The worst part is the person who told on me is so annoying. She does nothing all day, but stand in other people’s cubes and talk. She goes out for breakfast, lunch, and random errands. I know because she shouts it from the rooftop. We can all hear her because she feels that it’s necessary to announce anytime she does anything. It is so frustrating. I don’t want to start playing this game where I report other people either. I know that’s what a lot of people said I should do, but I just don’t want to start getting into this battle. It isn’t right though that she does NOTHING, but mess around ALL day, then she wants to complain about me. I bust my BLEEP every single day. I do not need this crap. What a way to start the holidays too. I hate this girl so bad, guys. I cannot believe what a jerk she is.

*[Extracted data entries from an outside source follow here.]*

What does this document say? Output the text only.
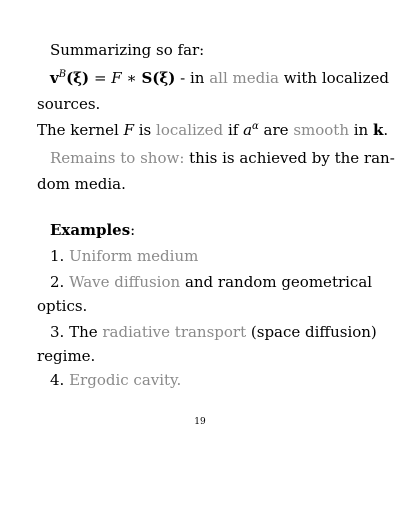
Summarizing so far:
$v^B(\xi) = F$ ∗ S(ξ) - in all media with localized
sources.
The kernel F is localized if $a^\alpha$ are smooth in k.
Remains to show: this is achieved by the ran-
dom media.
Examples:
1. Uniform medium
2. Wave diffusion and random geometrical
optics.
3. The radiative transport (space diffusion)
regime.
4. Ergodic cavity.
19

I feel bad only updating about this, but I can’t even let my mind go to anywhere else until I know this is okay. I do hope you guys are all doing well and you have nice Thanksgiving holidays. Despite all of this, I am still chugging along. Smiling, and just enjoying life with Emerson. It isn’t easy at all knowing what’s looming over my head, but I am TRYING. As a result though, I am completely exhausted. More exhausted than normal. Alright, I will hopefully have a better update later in the week.